Look at these questions again before you read on. Do you say: Is it as bad as all that? Yes, it is. Our City Mission treasury now has a deficit of $1,800.00. We cannot continue borrowing money month after month as we have been doing for the last six months. Our churches must either supply the funds or the City Mission Board will have to reduce still more the number of our workers. The board has been keeping down expenses as far as possible. In school we now have only one teacher in place of the two formerly, the enrollment of children being only 45. And yet we have a deficit every month.[11]

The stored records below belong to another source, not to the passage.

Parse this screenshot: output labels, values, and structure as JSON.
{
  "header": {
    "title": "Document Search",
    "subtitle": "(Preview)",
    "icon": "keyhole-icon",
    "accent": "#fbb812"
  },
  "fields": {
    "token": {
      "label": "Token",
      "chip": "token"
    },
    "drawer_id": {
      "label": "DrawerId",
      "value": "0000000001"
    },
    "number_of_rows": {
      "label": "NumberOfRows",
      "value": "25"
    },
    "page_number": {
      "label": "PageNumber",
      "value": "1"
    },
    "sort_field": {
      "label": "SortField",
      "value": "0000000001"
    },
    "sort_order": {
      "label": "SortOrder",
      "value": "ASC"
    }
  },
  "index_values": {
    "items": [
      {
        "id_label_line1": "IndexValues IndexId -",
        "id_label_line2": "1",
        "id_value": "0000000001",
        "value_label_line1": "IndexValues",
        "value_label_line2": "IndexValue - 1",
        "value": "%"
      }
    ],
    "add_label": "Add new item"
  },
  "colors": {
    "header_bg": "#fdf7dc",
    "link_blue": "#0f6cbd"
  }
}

After World War 1 the hospital administrator of City Hospital, Miss Allison, asked the Lutheran City Mission if they would be able to provide a female social worker to help with the female patients. Mrs. A. Vellner who had been working with various City Mission endeavors for many years was suggested and began work at the hospital. The 1923 report on her work explains its nature: “Conferences on different cases 138, errands for patients, 1,462; telephone messages, 2,040; letters written for patients, 149. She made 173 home visits, secured temporary homes for 18; crutches for 16; crutch-tips for 17; stationery for 23; reading-matter for 28; supplied 95 garments; found employment for 10; secured glasses for 8; surgical appliances for 4; burial for 1; baptism for 2; legal aid and quite a number of other things.”[12]

[1] F.W. Herzberger. Does Our City Mission Pay? Unpublished manuscript, Concordia Historical Instituted archives.
[2] Ibid.
[3] F.W. Herzberger. Twenty-Five Rich Harvest Years. St. Louis: Concordia Publishing, 1924, 8.
[4] Ibid.
[5] Ibid.
[6] The City Missionary date?
[7]Herzberger. Twenty Five Rich Harvest Years.
[8] “Twenty-Five Rich Harvest Years,” 19.
[9] Lueking, 14.
[10] “The Missionary News” vol.8, no.5, May 1923, 2.
[11] Louis J. Sieck, personal correspondence, Concordia Historical archives, November 6, 1918.
[12] Twenty-Five Rich Harvest Years, 16.